His visit was made possible by some unknown civil servant who went to extra effort to do the job right. Maybe he was someone who believes in doing everything as unto the Lord.
Peter Epp had been at a loss as to how to track down his missing family. When he settled in Germany, he wrote a letter to my maternal grandmother, not knowing she had passed away ten years earlier. He addressed it to Margaret Epp, Steinbach USA.
Right town. Wrong country.
The USA is a big place. Steinbach isn't. It's a town of about 9,000 in southeastern Manitoba. Not many American postal clerks have ever heard of it. Who knows what head-scratching the letter caused when none of the fifty states had a Steinbach. Someone, however, must have cared enough to check another country. If they hadn't bothered, no one would have noticed.

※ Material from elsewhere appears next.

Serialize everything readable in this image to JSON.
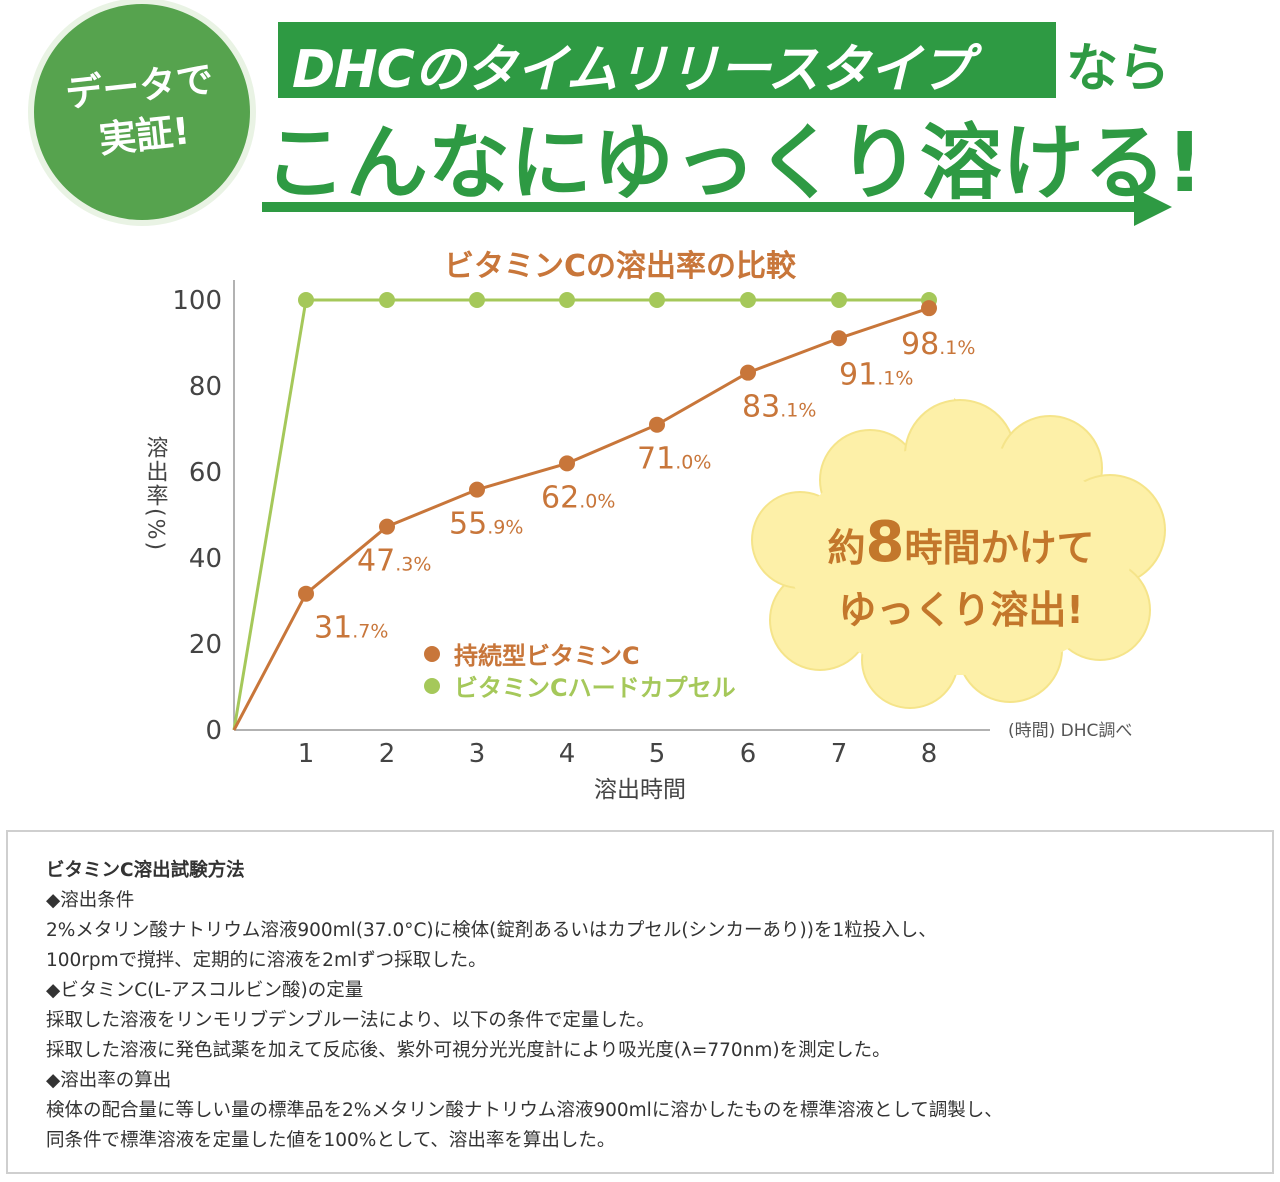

Whatever they did, it worked. After two months the letter finally arrived in the right town, where the name Epp is well-known. Soon we were reconnected.
I'd heard of this kind of thing happening to celebrities, like the foreign letter sent years ago to Billy Graham, Many Apples, Many Sodas. I didn't think it was still possible in this day of electronic sorting and dead-letter boxes.
So now we have a bigger family. An expanded circle of fellowship. A new store of precious memories.
We also have enduring gratitude for some anonymous friend in a postal station somewhere.Someone who knows the meaning of second-mile service.